Tech vertical exposure has declined, but management cautioned on "macro workforce changes," stating, "This doesn't mean we're immune to macro workforce changes, but it does mean that today, stabilization in tech, improving in-quarter NRR, stronger expansion activity suggests that trends are going to be much more durable."
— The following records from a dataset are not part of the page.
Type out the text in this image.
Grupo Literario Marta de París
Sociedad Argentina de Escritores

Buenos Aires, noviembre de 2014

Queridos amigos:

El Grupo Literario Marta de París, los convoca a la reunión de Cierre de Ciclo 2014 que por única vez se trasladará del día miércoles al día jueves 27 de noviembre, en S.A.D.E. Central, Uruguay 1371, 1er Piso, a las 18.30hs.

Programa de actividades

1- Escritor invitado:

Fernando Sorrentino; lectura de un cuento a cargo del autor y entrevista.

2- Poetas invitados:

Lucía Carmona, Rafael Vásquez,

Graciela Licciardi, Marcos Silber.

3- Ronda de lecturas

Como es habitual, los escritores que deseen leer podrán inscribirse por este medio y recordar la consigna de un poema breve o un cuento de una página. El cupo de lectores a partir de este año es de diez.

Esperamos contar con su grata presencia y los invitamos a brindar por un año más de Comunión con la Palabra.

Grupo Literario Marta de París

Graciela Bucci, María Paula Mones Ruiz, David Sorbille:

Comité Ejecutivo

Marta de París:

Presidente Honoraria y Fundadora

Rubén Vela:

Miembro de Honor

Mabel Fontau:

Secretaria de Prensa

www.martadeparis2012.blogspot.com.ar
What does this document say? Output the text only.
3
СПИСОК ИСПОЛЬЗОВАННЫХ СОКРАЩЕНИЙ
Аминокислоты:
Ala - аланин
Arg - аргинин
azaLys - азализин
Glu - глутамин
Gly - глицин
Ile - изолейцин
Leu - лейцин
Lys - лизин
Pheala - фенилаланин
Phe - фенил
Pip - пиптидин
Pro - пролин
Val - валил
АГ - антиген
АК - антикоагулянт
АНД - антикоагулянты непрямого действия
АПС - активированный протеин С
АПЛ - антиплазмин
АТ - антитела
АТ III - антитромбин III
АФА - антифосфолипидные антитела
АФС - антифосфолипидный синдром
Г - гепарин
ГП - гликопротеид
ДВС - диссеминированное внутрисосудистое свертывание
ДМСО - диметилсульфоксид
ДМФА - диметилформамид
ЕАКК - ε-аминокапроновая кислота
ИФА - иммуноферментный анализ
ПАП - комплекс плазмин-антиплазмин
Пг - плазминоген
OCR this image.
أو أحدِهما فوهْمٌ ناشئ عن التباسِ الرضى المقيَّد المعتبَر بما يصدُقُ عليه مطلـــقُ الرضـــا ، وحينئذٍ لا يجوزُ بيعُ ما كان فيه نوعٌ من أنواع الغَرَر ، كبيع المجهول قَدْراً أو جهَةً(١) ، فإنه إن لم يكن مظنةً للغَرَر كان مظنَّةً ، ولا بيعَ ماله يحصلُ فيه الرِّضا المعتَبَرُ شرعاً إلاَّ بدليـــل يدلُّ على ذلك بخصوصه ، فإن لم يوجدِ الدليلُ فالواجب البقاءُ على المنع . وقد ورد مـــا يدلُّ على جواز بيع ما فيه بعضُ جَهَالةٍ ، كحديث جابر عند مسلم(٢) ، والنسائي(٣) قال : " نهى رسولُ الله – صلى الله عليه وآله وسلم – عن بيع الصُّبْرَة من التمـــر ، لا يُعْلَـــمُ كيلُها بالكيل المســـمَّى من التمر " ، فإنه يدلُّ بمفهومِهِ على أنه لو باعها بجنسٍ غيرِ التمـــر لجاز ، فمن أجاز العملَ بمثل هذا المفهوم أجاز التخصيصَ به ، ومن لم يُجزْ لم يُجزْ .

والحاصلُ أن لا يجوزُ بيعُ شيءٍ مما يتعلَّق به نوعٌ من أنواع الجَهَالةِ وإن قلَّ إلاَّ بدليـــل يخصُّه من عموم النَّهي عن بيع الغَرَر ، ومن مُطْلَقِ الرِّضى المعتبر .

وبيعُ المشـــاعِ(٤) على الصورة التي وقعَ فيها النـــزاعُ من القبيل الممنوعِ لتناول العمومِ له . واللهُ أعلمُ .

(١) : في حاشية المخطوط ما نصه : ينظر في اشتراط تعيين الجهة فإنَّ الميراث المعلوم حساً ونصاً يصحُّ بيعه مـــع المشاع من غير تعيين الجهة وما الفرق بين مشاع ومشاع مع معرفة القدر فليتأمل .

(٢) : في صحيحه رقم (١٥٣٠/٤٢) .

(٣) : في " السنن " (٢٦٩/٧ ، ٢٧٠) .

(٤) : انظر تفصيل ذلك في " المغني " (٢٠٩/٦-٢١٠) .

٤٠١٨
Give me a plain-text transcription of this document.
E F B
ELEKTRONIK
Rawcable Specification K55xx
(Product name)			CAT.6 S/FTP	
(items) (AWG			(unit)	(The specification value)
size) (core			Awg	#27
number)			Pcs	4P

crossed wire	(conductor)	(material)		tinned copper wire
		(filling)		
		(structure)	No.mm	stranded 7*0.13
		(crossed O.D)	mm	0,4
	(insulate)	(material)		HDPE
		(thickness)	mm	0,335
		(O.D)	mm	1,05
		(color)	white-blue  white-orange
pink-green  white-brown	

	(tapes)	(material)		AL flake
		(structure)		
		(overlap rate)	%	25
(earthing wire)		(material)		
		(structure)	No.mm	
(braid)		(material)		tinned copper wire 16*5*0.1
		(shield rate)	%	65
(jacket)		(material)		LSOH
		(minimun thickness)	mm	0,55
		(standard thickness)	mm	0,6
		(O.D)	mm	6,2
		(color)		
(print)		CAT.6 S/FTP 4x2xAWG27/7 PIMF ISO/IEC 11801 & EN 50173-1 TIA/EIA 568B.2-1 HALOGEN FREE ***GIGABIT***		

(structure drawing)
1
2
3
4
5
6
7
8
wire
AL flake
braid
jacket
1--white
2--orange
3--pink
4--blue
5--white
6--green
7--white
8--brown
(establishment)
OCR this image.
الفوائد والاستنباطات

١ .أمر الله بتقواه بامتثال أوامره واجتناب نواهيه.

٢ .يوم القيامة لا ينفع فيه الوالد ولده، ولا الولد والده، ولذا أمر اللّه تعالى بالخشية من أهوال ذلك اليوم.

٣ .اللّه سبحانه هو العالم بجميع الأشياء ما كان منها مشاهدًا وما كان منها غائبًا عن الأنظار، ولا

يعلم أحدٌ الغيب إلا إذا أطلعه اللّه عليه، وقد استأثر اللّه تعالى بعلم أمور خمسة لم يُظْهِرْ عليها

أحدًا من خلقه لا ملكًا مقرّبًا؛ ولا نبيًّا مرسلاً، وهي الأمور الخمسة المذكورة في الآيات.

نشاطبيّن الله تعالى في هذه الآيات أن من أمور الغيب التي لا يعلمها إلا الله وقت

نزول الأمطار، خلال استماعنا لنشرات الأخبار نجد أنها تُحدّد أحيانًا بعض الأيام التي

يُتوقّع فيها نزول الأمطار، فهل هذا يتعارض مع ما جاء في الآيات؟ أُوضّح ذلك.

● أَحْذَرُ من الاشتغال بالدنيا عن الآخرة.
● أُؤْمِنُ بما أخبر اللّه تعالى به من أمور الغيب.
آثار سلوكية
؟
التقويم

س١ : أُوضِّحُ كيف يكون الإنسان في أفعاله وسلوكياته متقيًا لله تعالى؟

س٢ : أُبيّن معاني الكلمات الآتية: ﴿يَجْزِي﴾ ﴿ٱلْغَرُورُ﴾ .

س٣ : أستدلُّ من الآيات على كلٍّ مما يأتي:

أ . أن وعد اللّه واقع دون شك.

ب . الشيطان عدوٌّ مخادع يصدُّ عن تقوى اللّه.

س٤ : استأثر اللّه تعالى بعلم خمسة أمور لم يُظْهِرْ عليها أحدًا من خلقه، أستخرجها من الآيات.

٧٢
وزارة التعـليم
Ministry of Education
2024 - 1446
Guidance assumes only modest improvement in net retention rates and no tech sector recovery or PLG rebound is factored into forecasts. Management underlined that "AI Teammates" will contribute meaningfully only in the second half of fiscal year '27.
Final Takeaway
Asana management emphasized disciplined execution, AI-driven product momentum, and a resilient customer base as key pillars for long-term growth. The transition to a new CFO is positioned as seamless, while guidance for FY '27 reflects both optimism around AI adoption and caution due to persistent PLG and tech sector headwinds. With nearly 15% of new ARR expected from AI products and a sharpened focus on enterprise and international expansion, the company is intent on balancing margin expansion with investment in innovation, while reiterating its ambition to serve as the foundational system of action for the Agentic Enterprise.